Obama and Romney clash over plans to reduce US deficit

4 Oct 12
US presidential candidates Barack Obama and Mitt Romney have set out their opposing plans for tackling the country’s $1.1 trillion budget deficit, with big differences over tax increases and spending cuts.

By Nick Mann | 4 October 2012

US presidential candidates Barack Obama and Mitt Romney have set out their opposing plans for tackling the country’s $1.1 trillion budget deficit, with big differences over tax increases and spending cuts.

During the first televised debate between the two hopefuls last night, the Democratic incumbent Obama said he would continue the lower tax rates he had already put in place for small businesses and families, but would increase the taxes paid by high earners.

‘For incomes over $250,000 a year, we should go back to the rates we had when Bill Clinton was president, when we created 23 million new jobs, went from deficit to surplus and created a whole lot of millionaires to boot,’ he said.

‘By doing that, we can not only reduce the deficit, we can not only encourage job growth through small businesses, but we're also able to make the investments that are necessary in education or in energy.’

The economy worked best, Obama said, when middle-class families were given tax breaks and those who have done ‘extraordinarily well’ did ‘a little bit more to make sure we’re not blowing up the deficit’.

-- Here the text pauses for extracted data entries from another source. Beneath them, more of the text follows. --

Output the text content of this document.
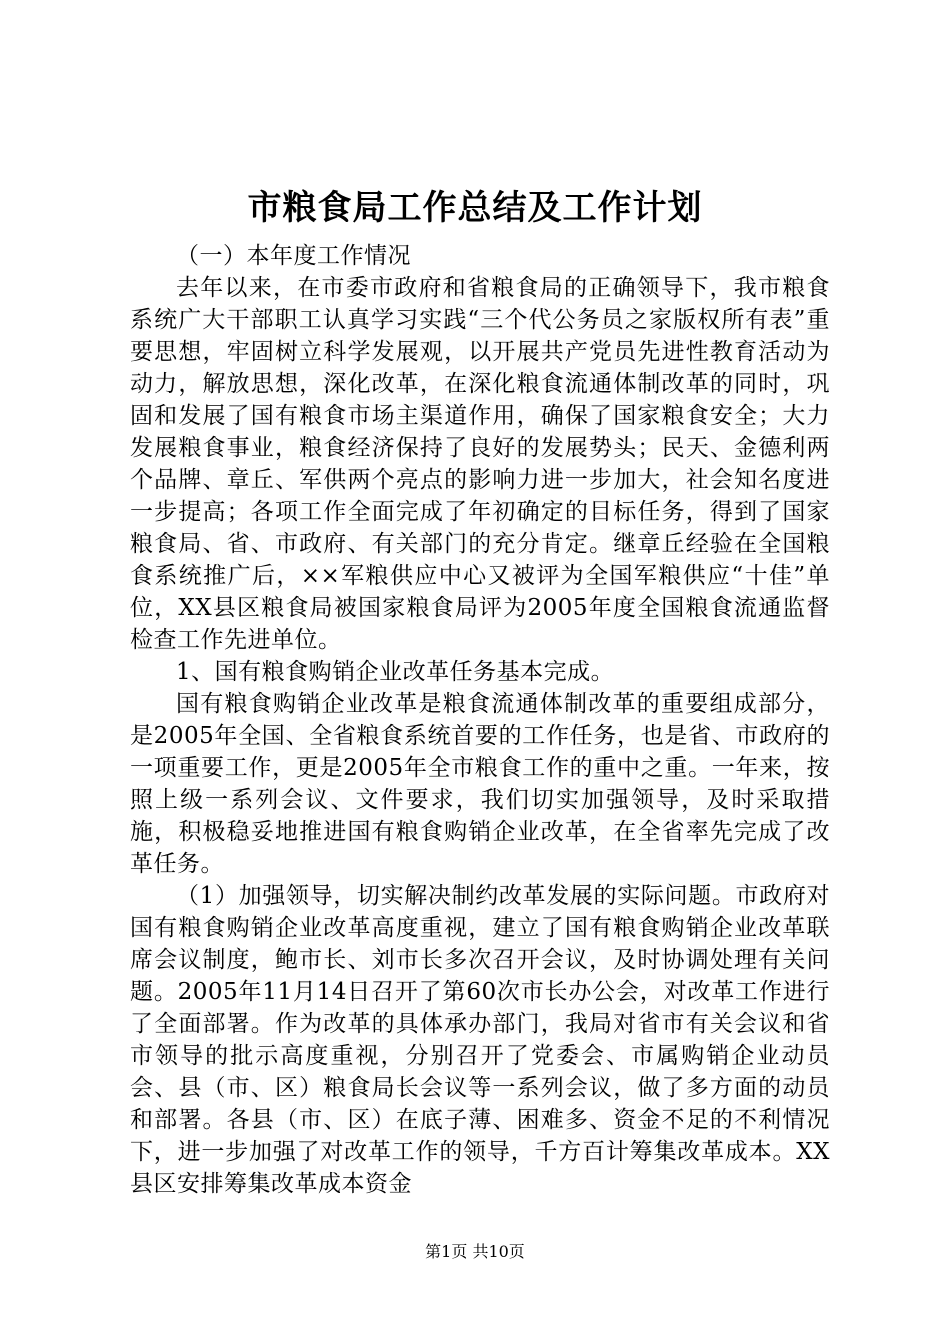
市粮食局工作总结及工作计划

（一）本年度工作情况

去年以来，在市委市政府和省粮食局的正确领导下，我市粮食系统广大干部职工认真学习实践“三个代公务员之家版权所有表”重要思想，牢固树立科学发展观，以开展共产党员先进性教育活动为动力，解放思想，深化改革，在深化粮食流通体制改革的同时，巩固和发展了国有粮食市场主渠道作用，确保了国家粮食安全；大力发展粮食事业，粮食经济保持了良好的发展势头；民天、金德利两个品牌、章丘、军供两个亮点的影响力进一步加大，社会知名度进一步提高；各项工作全面完成了年初确定的目标任务，得到了国家粮食局、省、市政府、有关部门的充分肯定。继章丘经验在全国粮食系统推广后，××军粮供应中心又被评为全国军粮供应“十佳”单位，XX县区粮食局被国家粮食局评为2005年度全国粮食流通监督检查工作先进单位。

1、国有粮食购销企业改革任务基本完成。

国有粮食购销企业改革是粮食流通体制改革的重要组成部分，是2005年全国、全省粮食系统首要的工作任务，也是省、市政府的一项重要工作，更是2005年全市粮食工作的重中之重。一年来，按照上级一系列会议、文件要求，我们切实加强领导，及时采取措施，积极稳妥地推进国有粮食购销企业改革，在全省率先完成了改革任务。

（1）加强领导，切实解决制约改革发展的实际问题。市政府对国有粮食购销企业改革高度重视，建立了国有粮食购销企业改革联席会议制度，鲍市长、刘市长多次召开会议，及时协调处理有关问题。2005年11月14日召开了第60次市长办公会，对改革工作进行了全面部署。作为改革的具体承办部门，我局对省市有关会议和省市领导的批示高度重视，分别召开了党委会、市属购销企业动员会、县（市、区）粮食局长会议等一系列会议，做了多方面的动员和部署。各县（市、区）在底子薄、困难多、资金不足的不利情况下，进一步加强了对改革工作的领导，千方百计筹集改革成本。XX县区安排筹集改革成本资金

第1页 共10页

He added: ‘The way we do it is $2.50 for every cut, we ask for a dollar of additional revenue, paid for, as I indicated earlier, by asking those of us who have done very well in this country to contribute a little bit more to reduce the deficit.’

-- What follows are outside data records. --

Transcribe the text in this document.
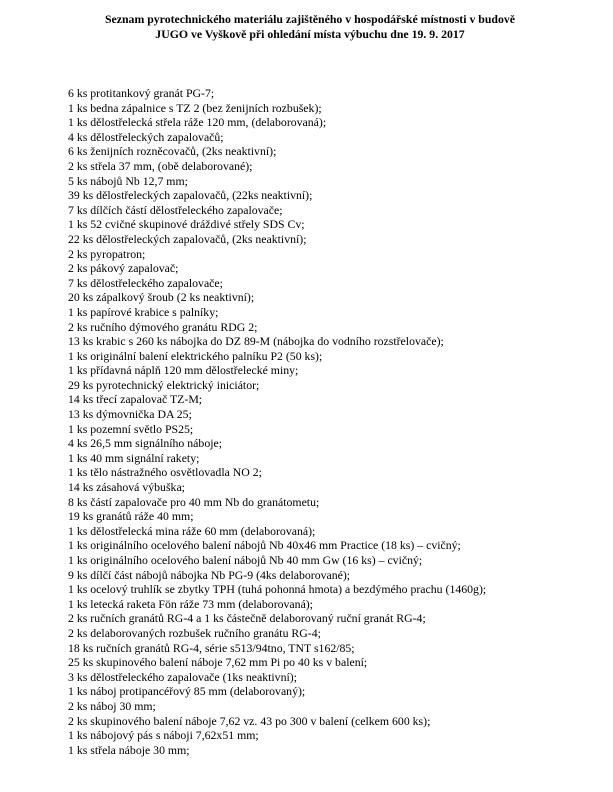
Seznam pyrotechnického materiálu zajištěného v hospodářské místnosti v budově
JUGO ve Vyškově při ohledání místa výbuchu dne 19. 9. 2017
6 ks protitankový granát PG-7;
1 ks bedna zápalnice s TZ 2 (bez ženijních rozbušek);
1 ks dělostřelecká střela ráže 120 mm, (delaborovaná);
4 ks dělostřeleckých zapalovačů;
6 ks ženijních rozněcovačů, (2ks neaktivní);
2 ks střela 37 mm, (obě delaborované);
5 ks nábojů Nb 12,7 mm;
39 ks dělostřeleckých zapalovačů, (22ks neaktivní);
7 ks dílčích částí dělostřeleckého zapalovače;
1 ks 52 cvičné skupinové dráždivé střely SDS Cv;
22 ks dělostřeleckých zapalovačů, (2ks neaktivní);
2 ks pyropatron;
2 ks pákový zapalovač;
7 ks dělostřeleckého zapalovače;
20 ks zápalkový šroub (2 ks neaktivní);
1 ks papírové krabice s palníky;
2 ks ručního dýmového granátu RDG 2;
13 ks krabic s 260 ks nábojka do DZ 89-M (nábojka do vodního rozstřelovače);
1 ks originální balení elektrického palníku P2 (50 ks);
1 ks přídavná náplň 120 mm dělostřelecké miny;
29 ks pyrotechnický elektrický iniciátor;
14 ks třecí zapalovač TZ-M;
13 ks dýmovnička DA 25;
1 ks pozemní světlo PS25;
4 ks 26,5 mm signálního náboje;
1 ks 40 mm signální rakety;
1 ks tělo nástražného osvětlovadla NO 2;
14 ks zásahová výbuška;
8 ks částí zapalovače pro 40 mm Nb do granátometu;
19 ks granátů ráže 40 mm;
1 ks dělostřelecká mina ráže 60 mm (delaborovaná);
1 ks originálního ocelového balení nábojů Nb 40x46 mm Practice (18 ks) – cvičný;
1 ks originálního ocelového balení nábojů Nb 40 mm Gw (16 ks) – cvičný;
9 ks dílčí část nábojů nábojka Nb PG-9 (4ks delaborované);
1 ks ocelový truhlík se zbytky TPH (tuhá pohonná hmota) a bezdýmého prachu (1460g);
1 ks letecká raketa Fön ráže 73 mm (delaborovaná);
2 ks ručních granátů RG-4 a 1 ks částečně delaborovaný ruční granát RG-4;
2 ks delaborovaných rozbušek ručního granátu RG-4;
18 ks ručních granátů RG-4, série s513/94tno, TNT s162/85;
25 ks skupinového balení náboje 7,62 mm Pi po 40 ks v balení;
3 ks dělostřeleckého zapalovače (1ks neaktivní);
1 ks náboj protipancéřový 85 mm (delaborovaný);
2 ks náboj 30 mm;
2 ks skupinového balení náboje 7,62 vz. 43 po 300 v balení (celkem 600 ks);
1 ks nábojový pás s náboji 7,62x51 mm;
1 ks střela náboje 30 mm;
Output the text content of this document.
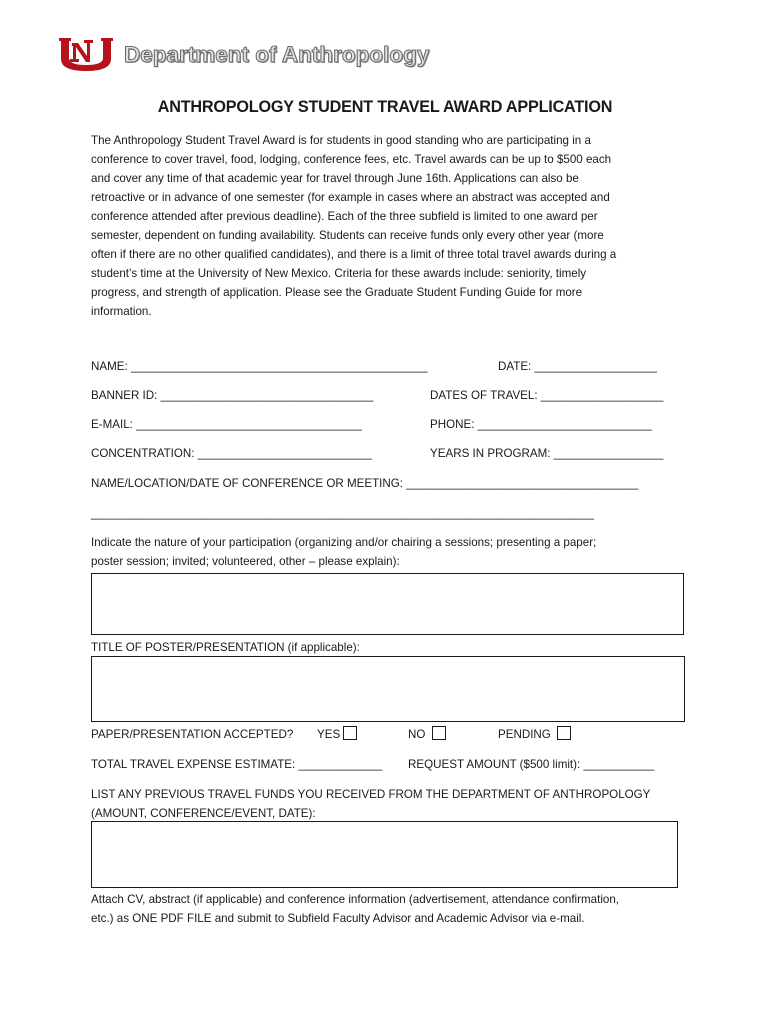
Department of Anthropology
ANTHROPOLOGY STUDENT TRAVEL AWARD APPLICATION
The Anthropology Student Travel Award is for students in good standing who are participating in a
conference to cover travel, food, lodging, conference fees, etc. Travel awards can be up to $500 each
and cover any time of that academic year for travel through June 16th. Applications can also be
retroactive or in advance of one semester (for example in cases where an abstract was accepted and
conference attended after previous deadline). Each of the three subfield is limited to one award per
semester, dependent on funding availability. Students can receive funds only every other year (more
often if there are no other qualified candidates), and there is a limit of three total travel awards during a
student’s time at the University of New Mexico. Criteria for these awards include: seniority, timely
progress, and strength of application. Please see the Graduate Student Funding Guide for more
information.
NAME: ______________________________________________	DATE: ___________________
BANNER ID: _________________________________	DATES OF TRAVEL: ___________________
E-MAIL: ___________________________________	PHONE: ___________________________
CONCENTRATION: ___________________________	YEARS IN PROGRAM: _________________
NAME/LOCATION/DATE OF CONFERENCE OR MEETING: ____________________________________
______________________________________________________________________________
Indicate the nature of your participation (organizing and/or chairing a sessions; presenting a paper;
poster session; invited; volunteered, other – please explain):
TITLE OF POSTER/PRESENTATION (if applicable):
PAPER/PRESENTATION ACCEPTED? YES	NO	PENDING
TOTAL TRAVEL EXPENSE ESTIMATE: _____________ REQUEST AMOUNT ($500 limit): ___________
LIST ANY PREVIOUS TRAVEL FUNDS YOU RECEIVED FROM THE DEPARTMENT OF ANTHROPOLOGY
(AMOUNT, CONFERENCE/EVENT, DATE):
Attach CV, abstract (if applicable) and conference information (advertisement, attendance confirmation,
etc.) as ONE PDF FILE and submit to Subfield Faculty Advisor and Academic Advisor via e-mail.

Obama originally set out a plan to reduce the US budget deficit by $4 trillion between now and 2022 in his February budget speech, but Republican candidate Romney said figures from the Congressional Budget Office had shown the US still recording $1trn deficits in the future. The national debt is currently over $16trn.

‘You've found $4trn of ways to reduce or to get closer to a balanced budget, except we still show trillion dollar deficits every year. That doesn't get the job done,’ he said.

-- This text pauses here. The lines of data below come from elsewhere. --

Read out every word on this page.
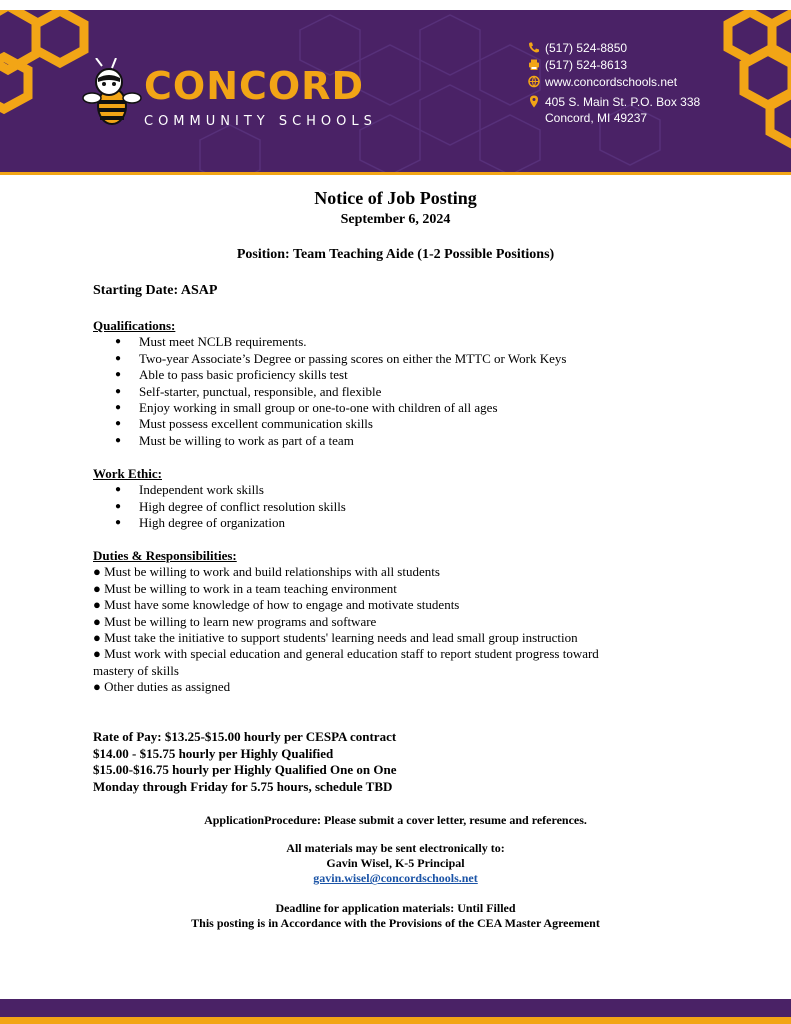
CONCORD
COMMUNITY SCHOOLS
(517) 524-8850
(517) 524-8613
www.concordschools.net
405 S. Main St. P.O. Box 338
Concord, MI 49237
Notice of Job Posting
September 6, 2024
Position: Team Teaching Aide (1-2 Possible Positions)
Starting Date: ASAP
Qualifications:
● Must meet NCLB requirements.
● Two-year Associate’s Degree or passing scores on either the MTTC or Work Keys
● Able to pass basic proficiency skills test
● Self-starter, punctual, responsible, and flexible
● Enjoy working in small group or one-to-one with children of all ages
● Must possess excellent communication skills
● Must be willing to work as part of a team
Work Ethic:
● Independent work skills
● High degree of conflict resolution skills
● High degree of organization
Duties & Responsibilities:

● Must be willing to work and build relationships with all students

● Must be willing to work in a team teaching environment

● Must have some knowledge of how to engage and motivate students

● Must be willing to learn new programs and software

● Must take the initiative to support students' learning needs and lead small group instruction

● Must work with special education and general education staff to report student progress toward mastery of skills

● Other duties as assigned

Rate of Pay: $13.25-$15.00 hourly per CESPA contract
$14.00 - $15.75 hourly per Highly Qualified
$15.00-$16.75 hourly per Highly Qualified One on One
Monday through Friday for 5.75 hours, schedule TBD
ApplicationProcedure: Please submit a cover letter, resume and references.
All materials may be sent electronically to:
Gavin Wisel, K-5 Principal
gavin.wisel@concordschools.net
Deadline for application materials: Until Filled
This posting is in Accordance with the Provisions of the CEA Master Agreement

Ruling out tax increases, Romney instead reiterated plans to cut non-essential government programmes. He explained: ‘I will eliminate all programmes by this test — if they don't pass it: Is the programme so critical it's worth borrowing money from China to pay for it? And if not, I'll get rid of it.’

This would include ‘Obamacare’  ̶  the president’s federal health care law passed in March 2010 to reduce both the number of Americans without health insurance and the overall cost of health care.

Programmes that can be run more efficiently at a state level will be sent to states, he added, while government will be made ‘more efficient’ by cutting jobs through attrition and combining departments and agencies.

Romney said the US was now spending the same percentage of its total economy on government – 42% – as Spain.

‘I don't want to go down the path to Spain. I want to go down the path of growth that puts Americans to work, with more money coming in because they're working.’

He added: ‘The revenue I get is by more people working, getting higher pay, paying more taxes. That's how we get growth and how we balance the budget. But the idea of taxing people more, putting more people out of work — you'll never get there. You never balance the budget by raising taxes.’